Sportrecht-Anwalt Felix Steinbach: "Der Abbruch jetzt war ein volles Eigentor!" - anpfiff.info
Artikel veröffentlicht am 21.05.2021 um 11:00 Uhr
Sportrecht-Anwalt Felix Steinbach: "Der Abbruch jetzt war ein volles Eigentor!"
Um den Abbruch der Saison 2019/21 und den mittlerweile berühmtesten Paragrafen der Spielordnung des BFV wurde viel diskutiert. Am Dienstag wurde die Saison per Vorstandsbeschluss abgebrochen.

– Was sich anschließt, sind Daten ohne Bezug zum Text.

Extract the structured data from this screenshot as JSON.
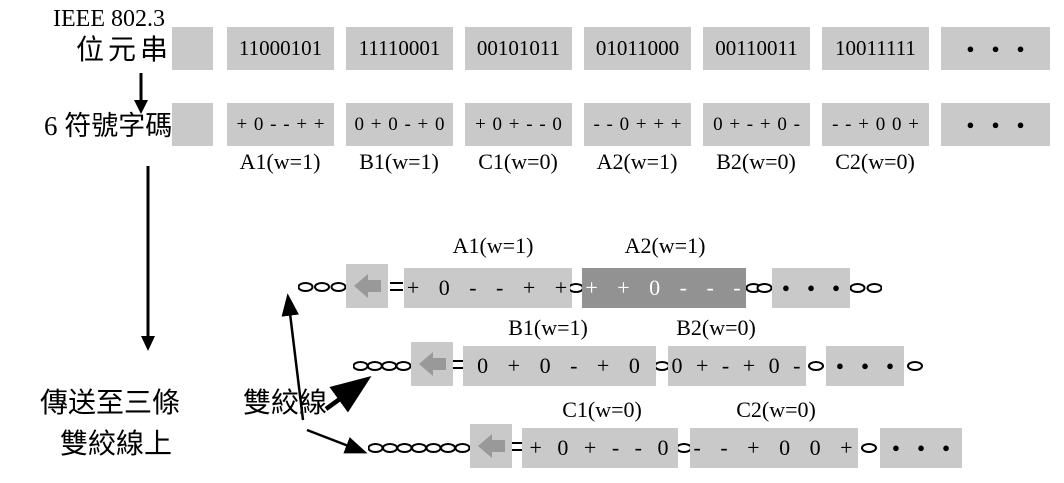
{
  "colors": {
    "box_light": "#c9c9c9",
    "box_dark": "#929292",
    "arrow_gray": "#999999"
  },
  "flow": {
    "source_label_line1": "IEEE 802.3",
    "source_label_line2": "位元串",
    "encoded_label": "6 符號字碼",
    "transmit_label_line1": "傳送至三條",
    "transmit_label_line2": "雙絞線上",
    "twisted_pair_label": "雙絞線"
  },
  "bitstream": {
    "groups": [
      "11000101",
      "11110001",
      "00101011",
      "01011000",
      "00110011",
      "10011111"
    ],
    "ellipsis": "● ● ●"
  },
  "codewords": {
    "groups": [
      "+ 0 - - + +",
      "0 + 0 - + 0",
      "+ 0 + - - 0",
      "- - 0 + + +",
      "0 + - + 0 -",
      "- - + 0 0 +"
    ],
    "labels": [
      "A1(w=1)",
      "B1(w=1)",
      "C1(w=0)",
      "A2(w=1)",
      "B2(w=0)",
      "C2(w=0)"
    ],
    "ellipsis": "● ● ●"
  },
  "wires": [
    {
      "label1": "A1(w=1)",
      "label2": "A2(w=1)",
      "code1": "+ 0 - - + +",
      "code2": "+ + 0 - - -",
      "ellipsis": "● ● ●"
    },
    {
      "label1": "B1(w=1)",
      "label2": "B2(w=0)",
      "code1": "0 + 0 - + 0",
      "code2": "0 + - + 0 -",
      "ellipsis": "● ● ●"
    },
    {
      "label1": "C1(w=0)",
      "label2": "C2(w=0)",
      "code1": "+ 0 + - - 0",
      "code2": "- - + 0 0 +",
      "ellipsis": "● ● ●"
    }
  ]
}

Felix Steinbach ist Rechtsanwalt für Sportrecht und auch Vorsitzender des Fachprüfungsausschuss „Sportrecht“ der Rechtsanwaltskammern Nürnberg und Bamberg. Im Interview ordnet er die Sachlage kritisch ein.
Von Marco Galuska
Felix Steinbach
privat
Der Bayerische Fußball-Verband hat am Dienstag die Saison 2019/21 abgebrochen. Hat Sie die Entscheidung überrascht?

Felix Steinbach:
Ja, und nein. Die Entscheidung an sich war in meinen Augen lange überfällig. Über das Thema wurde in der Vergangenheit bereits sehr viel diskutiert. Der BFV hatte aber immer gesagt, er möchte so viele Spiele wie möglich noch durchführen. Dafür wurde im Dezember 2020 sogar die Möglichkeit durch die Änderung von § 59 SpO geschaffen, so dass theoretisch alle zwei Tage gespielt werden kann. Deswegen überrascht mich die Entscheidung vom Dienstag nun doch ziemlich. Zumindest der Zeitpunkt der Entscheidung ist mehr als erstaunlich.

Noch wenige Stunden vor der Verkündung des BFV-Vorstandsbeschluss hatte das Bayerische Kabinett und Freigaben für den Sport samt Zuschauer ab 21. Mai verkündet. Kam der Abbruch daher zum falschen Zeitpunkt?

Steinbach:
Ja, der Zeitpunkt des Abbruchs ist eben für mich nicht nachvollziehbar. Und in meinen Augen für den BFV nun ein juristisches Risiko, welches man sich ohne jede Not selbst geschaffen hat. Im anzuwendenden § 93 SpO heißt es doch zusammenfasst, wenn ein Spieljahr nicht bis zum 30.06.2021 beendet werden kann, dann wird entsprechend § 93 SpO gewertet. Wörtlich zitieren darf ich hier Folgendes: „Reicht die Anzahl der Wochenendspieltage aufgrund einer Unterbrechung des Spieljahres durch behördliche Auflagen nicht mehr aus, so sind zusätzliche Spiele während der Woche auszutragen (§ 59 Nr. 5 gilt entsprechend).“ Ich bin daher eher davon ausgegangen, dass der BFV nun entsprechend seiner selbstgeschaffenen Neuregelungen noch versucht, im Juni so viele Spiele wie möglich durchzuführen. Dass dies in meinen Augen unsinnig gewesen wäre, steht dabei auf einem anderen Blatt. Aber der Abbruch jetzt, entgegen dem bisherigen Fahrplan, gerade in der Woche in der Lockerungen bekannt gegeben wurden, hat mich doch schwer überrascht.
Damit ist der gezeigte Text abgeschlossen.